その最も新しいものが、1945年のフランクリン・ルーズベルト大統領の死去に伴って制定された1947年大統領継承法だ(この法律は2006年に再度修正された)。同法は、副大統領に続く継承順位を下院議長、上院議長代行、閣僚と定めている。閣僚の筆頭は国務長官だ(編集部注:閣僚の継承順位は以下、財務長官、国防長官の順に下っていく)。

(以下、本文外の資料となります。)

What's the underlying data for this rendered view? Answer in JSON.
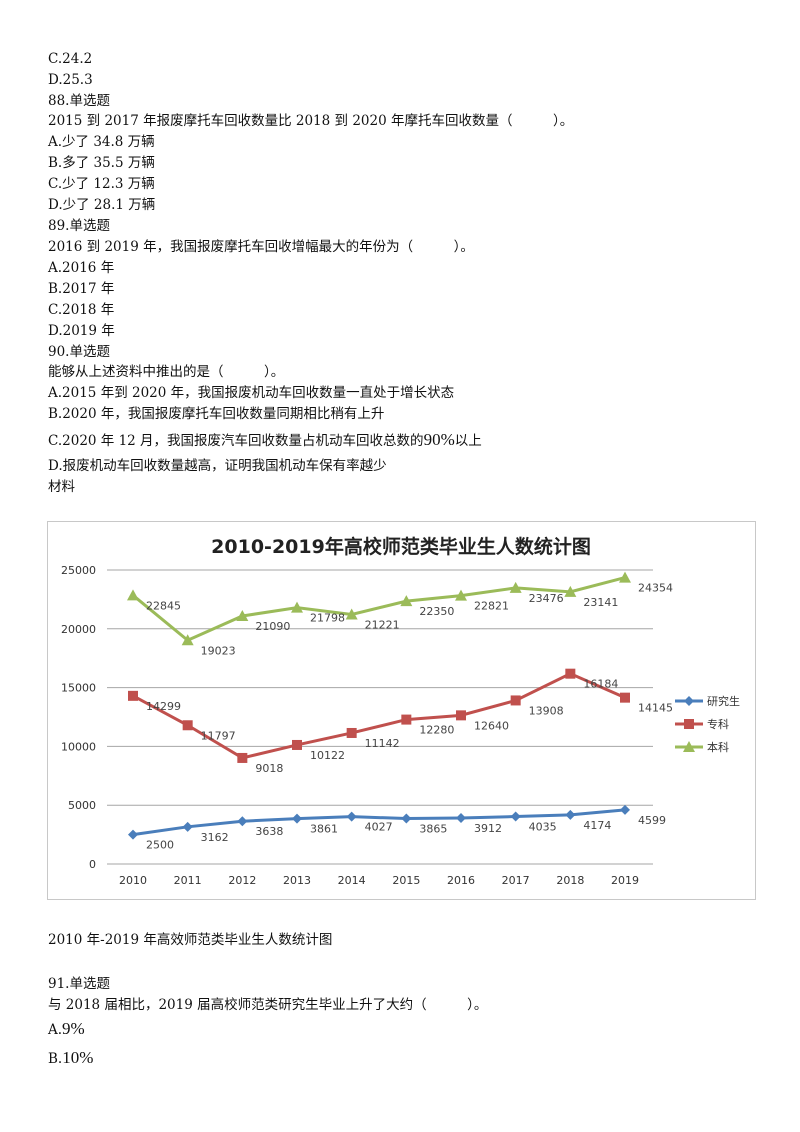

ペロシ下院議長(80)は2日、ウイルス検査で陰性だったことを明らかにし、いざというときの準備は整っていると語った。現在の上院議長代行はグラスリー議員(共和党、アイオワ州選出)で、87歳だ。

副大統領が権力を握ったのは3回のみ

大統領の病が執務不能なほど悪化した場合は?

1960年代に批准された憲法修正第25条によると、病気が重症化するなどして職務が遂行できなくなった場合には、大統領は副大統領に対し自主的に権限を委譲することができる。

病状が深刻化した場合、トランプ氏は下院議長と上院議長代行に対し「職務上の権限と義務を遂行できない旨」を書面で通告することで、ペンス氏に権限を委譲する展開も考えられる。この場合はペンス氏が臨時大統領となるが、トランプ氏は回復後に再び権限を取り戻すことが可能だ。

2日午後、トランプ氏がウォルター・リード米軍医療センターに向けて出発することになったとき、ホワイトハウスのディア報道官は、大統領は権力を完全に保持し続けると語った。

「権限委譲は行わない」とディア氏は言った。「権力は大統領にある」。

修正第25条が成立した1967年以降、副大統領が権力を握ったのは3回のみ。いずれも極めて短時間に限られた。1回目は1985年、レーガン大統領が大腸の手術で麻酔が必要になったときブッシュ(父)副大統領に約8時間、権限を委譲した。ただし修正第25条を正式に発動することは避けられた。2回目と3回目は2002年と2007年で、ブッシュ(子)大統領が腸の内視鏡検査を受けている時間だけ、一時的にチェイニー副大統領に権限が委譲された。